Lincoln, l'homme qui sauva les Etats-Unis, de Bernard Vincent

 Un Lincoln profondément humain

 Lincoln,

 l’homme qui sauva les Etats-Unis

 L’intérêt du livre de Bernard Vincent est de nous faire découvrir un Lincoln profondément humain. Abraham Lincoln était un géant d’un mètre quatre-vingt-douze, qui avait fait tous les métiers dans sa jeunesse. Autodidacte, il fit preuve de persévérance et accéda à la profession d’avocat. Entré en politique, il fut élu président des Etats-Unis. Il se montra à la hauteur de la fonction, alliant l’efficacité à l’honnêteté, et gagna la guerre de Sécession.

             Lincoln est entré dans l’histoire pour avoir été le président des Etats-Unis qui a gagné la guerre de Sécession et aboli l’esclavage. Mais sa figure semble lointaine aujourd’hui, presque figée dans sa statue de père de la nation américaine. Le mérite du livre de Bernard Vincent est de nous faire découvrir l’être de chair, sa personnalité et son intimité.

  lincoln,l’homme qui sauva les etats-unis,bernard vincent           Abraham Lincoln, « Abe », est grand, très grand pour l’époque, il mesure un mètre quatre-vingt-douze. Il n’est pas beau : son visage est buriné et ses oreilles sont en forme de chou. Il n’est pas élégant : sa redingote est mal coupée, son pantalon trop large descend à peine jusqu’aux chevilles, et son éternel haut-de-forme accentue son apparence décharnée.

             Le juriste Edwin Stanton avait refusé de collaborer avec lui quand tous deux exerçaient la profession d’avocat, sous prétexte qu’il ne s’abaisserait pas à travailler avec « ce grand singe aux longs bras ». Cela n’empêcha pas le même Stanton de devenir plus tard secrétaire à la Guerre du président Lincoln et de lui rester fidèle dans les mauvais jours.

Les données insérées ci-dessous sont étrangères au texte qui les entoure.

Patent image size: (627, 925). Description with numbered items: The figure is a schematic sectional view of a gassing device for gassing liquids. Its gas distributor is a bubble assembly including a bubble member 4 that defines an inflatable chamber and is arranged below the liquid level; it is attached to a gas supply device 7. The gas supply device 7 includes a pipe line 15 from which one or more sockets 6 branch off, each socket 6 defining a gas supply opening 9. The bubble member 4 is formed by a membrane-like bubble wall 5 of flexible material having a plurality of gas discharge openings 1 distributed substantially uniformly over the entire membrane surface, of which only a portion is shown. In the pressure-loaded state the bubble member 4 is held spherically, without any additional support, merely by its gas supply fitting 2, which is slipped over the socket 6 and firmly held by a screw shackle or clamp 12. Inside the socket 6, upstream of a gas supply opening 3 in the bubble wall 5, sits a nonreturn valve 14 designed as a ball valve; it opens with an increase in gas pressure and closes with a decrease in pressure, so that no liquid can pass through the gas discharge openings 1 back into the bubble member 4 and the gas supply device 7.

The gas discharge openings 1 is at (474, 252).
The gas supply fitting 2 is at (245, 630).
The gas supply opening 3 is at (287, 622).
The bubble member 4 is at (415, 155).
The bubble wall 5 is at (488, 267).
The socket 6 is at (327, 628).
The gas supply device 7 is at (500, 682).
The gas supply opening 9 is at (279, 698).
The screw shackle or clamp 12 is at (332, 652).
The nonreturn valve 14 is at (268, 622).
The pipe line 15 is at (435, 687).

             En feuilletant le cahier photo du livre, le lecteur découvre un Lincoln imberbe jusqu’à l’âge de cinquante-et-un ans. Son collier de barbe légendaire n’apparait qu’après son élection à la présidence, en 1860. Bernard Vincent nous donne l’explication de ce changement d’apparence. Lors de la campagne électorale, une petite fille de onze ans lui recommanda de se laisser pousser la barbe ; elle lui écrivit : « Vous seriez plus beau, car votre visage est si maigre ! » Quelques mois plus tard, c’est un Lincoln barbu qui alla à la rencontre de la fillette.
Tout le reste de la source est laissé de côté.